If you are a player, consider how much your manager is doing for you and give him a little more slack and a lot more respect. During a game is not the time to confront your manager; he has made his decisions, let him live with it. After the game is the most constructive time and even then, give it a cooling down period before you share your wisdom with him. Never criticize your manager in front of other players. It drags the entire team down like nothing else can and no matter how right you might be, it will get your backside in a sling.
One of the keys to keeping the respect and support of the team is how a manager handles open adversity from one of his players. This is difficult and if the manager can quietly get the vocal player off where they are more or less alone, a great stride to victory has been made. Listen to the player's complaint and then calmly assure him that these things are worth considering, but for now they must go on with his decision. The level of play will guide a manager in many of his choices but remember to try and always be patient.
The other players are watching you so try and get on with the game.

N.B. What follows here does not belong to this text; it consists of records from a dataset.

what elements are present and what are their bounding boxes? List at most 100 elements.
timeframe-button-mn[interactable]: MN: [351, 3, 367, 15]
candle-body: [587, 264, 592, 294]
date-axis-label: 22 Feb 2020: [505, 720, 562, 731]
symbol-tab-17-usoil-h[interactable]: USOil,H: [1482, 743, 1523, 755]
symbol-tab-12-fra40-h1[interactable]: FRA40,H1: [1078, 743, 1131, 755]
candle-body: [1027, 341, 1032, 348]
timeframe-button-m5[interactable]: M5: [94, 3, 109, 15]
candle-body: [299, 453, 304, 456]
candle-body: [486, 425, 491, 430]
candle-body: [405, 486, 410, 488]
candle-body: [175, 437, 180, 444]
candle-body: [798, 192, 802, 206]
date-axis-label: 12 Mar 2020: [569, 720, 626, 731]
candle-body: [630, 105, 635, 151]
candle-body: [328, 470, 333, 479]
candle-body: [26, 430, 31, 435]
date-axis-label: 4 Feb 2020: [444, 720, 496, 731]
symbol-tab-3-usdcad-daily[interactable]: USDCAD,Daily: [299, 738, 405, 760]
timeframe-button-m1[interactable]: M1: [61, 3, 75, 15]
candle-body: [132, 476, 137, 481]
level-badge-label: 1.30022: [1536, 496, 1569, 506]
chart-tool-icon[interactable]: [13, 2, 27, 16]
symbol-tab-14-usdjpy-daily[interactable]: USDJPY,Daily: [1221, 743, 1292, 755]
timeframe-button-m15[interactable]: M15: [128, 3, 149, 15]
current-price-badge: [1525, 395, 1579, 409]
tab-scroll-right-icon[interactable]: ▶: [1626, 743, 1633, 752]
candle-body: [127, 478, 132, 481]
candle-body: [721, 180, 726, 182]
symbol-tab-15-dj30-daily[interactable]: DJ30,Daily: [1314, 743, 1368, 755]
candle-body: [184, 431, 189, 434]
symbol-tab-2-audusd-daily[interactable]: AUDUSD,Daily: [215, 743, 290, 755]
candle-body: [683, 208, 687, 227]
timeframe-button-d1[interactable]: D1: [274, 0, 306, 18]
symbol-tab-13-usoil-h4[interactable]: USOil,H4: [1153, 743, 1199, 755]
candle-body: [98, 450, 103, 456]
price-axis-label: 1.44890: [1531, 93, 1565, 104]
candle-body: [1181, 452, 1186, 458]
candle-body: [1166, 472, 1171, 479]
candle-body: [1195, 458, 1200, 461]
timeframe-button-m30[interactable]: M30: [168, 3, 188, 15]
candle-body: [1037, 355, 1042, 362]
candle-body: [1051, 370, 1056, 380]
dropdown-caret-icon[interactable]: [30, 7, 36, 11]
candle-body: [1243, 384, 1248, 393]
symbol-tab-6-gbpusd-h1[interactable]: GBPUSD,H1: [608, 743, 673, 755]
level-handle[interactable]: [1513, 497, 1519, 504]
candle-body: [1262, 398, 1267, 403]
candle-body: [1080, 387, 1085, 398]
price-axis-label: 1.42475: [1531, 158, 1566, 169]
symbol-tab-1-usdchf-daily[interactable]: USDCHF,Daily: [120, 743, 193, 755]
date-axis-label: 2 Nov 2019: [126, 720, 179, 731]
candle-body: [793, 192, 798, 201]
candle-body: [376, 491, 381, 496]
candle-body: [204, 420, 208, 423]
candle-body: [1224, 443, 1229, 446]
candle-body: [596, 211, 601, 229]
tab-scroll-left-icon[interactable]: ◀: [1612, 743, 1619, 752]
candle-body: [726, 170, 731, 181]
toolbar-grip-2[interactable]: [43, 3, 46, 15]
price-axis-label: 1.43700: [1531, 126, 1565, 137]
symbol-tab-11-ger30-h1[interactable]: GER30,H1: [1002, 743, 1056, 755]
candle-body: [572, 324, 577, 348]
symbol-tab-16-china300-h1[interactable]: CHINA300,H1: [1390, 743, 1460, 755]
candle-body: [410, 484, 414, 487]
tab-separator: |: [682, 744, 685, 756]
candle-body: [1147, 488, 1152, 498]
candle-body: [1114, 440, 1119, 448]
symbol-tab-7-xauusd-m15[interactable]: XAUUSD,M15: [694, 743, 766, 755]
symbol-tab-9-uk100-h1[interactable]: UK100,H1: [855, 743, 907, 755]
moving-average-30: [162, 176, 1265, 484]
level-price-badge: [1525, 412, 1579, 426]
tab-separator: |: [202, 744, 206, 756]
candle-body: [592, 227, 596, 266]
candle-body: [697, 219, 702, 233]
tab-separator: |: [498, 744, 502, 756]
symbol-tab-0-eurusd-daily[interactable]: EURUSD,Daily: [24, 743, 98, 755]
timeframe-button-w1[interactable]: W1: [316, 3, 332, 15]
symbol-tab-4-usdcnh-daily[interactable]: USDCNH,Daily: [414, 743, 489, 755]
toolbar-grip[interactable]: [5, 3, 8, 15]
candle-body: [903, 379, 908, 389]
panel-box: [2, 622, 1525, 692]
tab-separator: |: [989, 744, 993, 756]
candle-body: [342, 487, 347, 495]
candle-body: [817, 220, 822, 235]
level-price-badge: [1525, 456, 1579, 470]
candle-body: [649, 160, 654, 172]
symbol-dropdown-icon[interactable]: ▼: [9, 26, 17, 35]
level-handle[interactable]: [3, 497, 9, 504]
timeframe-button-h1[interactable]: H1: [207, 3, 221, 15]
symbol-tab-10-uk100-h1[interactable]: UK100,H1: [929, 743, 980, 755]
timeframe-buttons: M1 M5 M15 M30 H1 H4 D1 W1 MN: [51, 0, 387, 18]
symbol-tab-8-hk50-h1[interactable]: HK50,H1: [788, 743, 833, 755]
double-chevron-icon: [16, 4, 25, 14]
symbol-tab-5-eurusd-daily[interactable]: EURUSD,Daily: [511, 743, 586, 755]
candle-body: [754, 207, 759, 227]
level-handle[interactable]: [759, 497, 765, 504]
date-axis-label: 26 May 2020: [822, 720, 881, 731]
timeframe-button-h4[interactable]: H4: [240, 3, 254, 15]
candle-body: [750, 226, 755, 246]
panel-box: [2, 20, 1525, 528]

The amateur softball manager can also take a few hints from a successful pro, who was not only one of the greatest baseball players, but also a pretty good manager in his day, Ted Williams. He states in his book, The Science of Hitting, "I don't think you can emphasize enough the importance of practice. There are things you learn growing older in the game which practice brings out. Like how to get out of a slump. If you sense that you are falling into a slump, remember that they follow a pattern. When you first start going bad, you just try harder. Then you press, which means you do things unnaturally. Then you imagine you're getting all the tough breaks and you start feeling sorry for yourself. Start thinking in terms of going through the box; you're going to handle the bat better and not pull the ball. You're going to shorten up and be a little quicker. As a manager at the big-league level, I've tried to do things that will help individuals while I'm helping the team. I think that every player should have goals, goals to keep his interest up over the long haul, goals that are realistic and that reflect improvement. Let the players tell you, help them get there_your biggest job is to help bring out the best in each player."
Who makes the best amateur softball manager? No one will ever really know because most of what he does which matters in an individual player's life is not always observable by others. Only the manager knows, and even then, some things might slip by the Skipper occasionally-just let ‘em!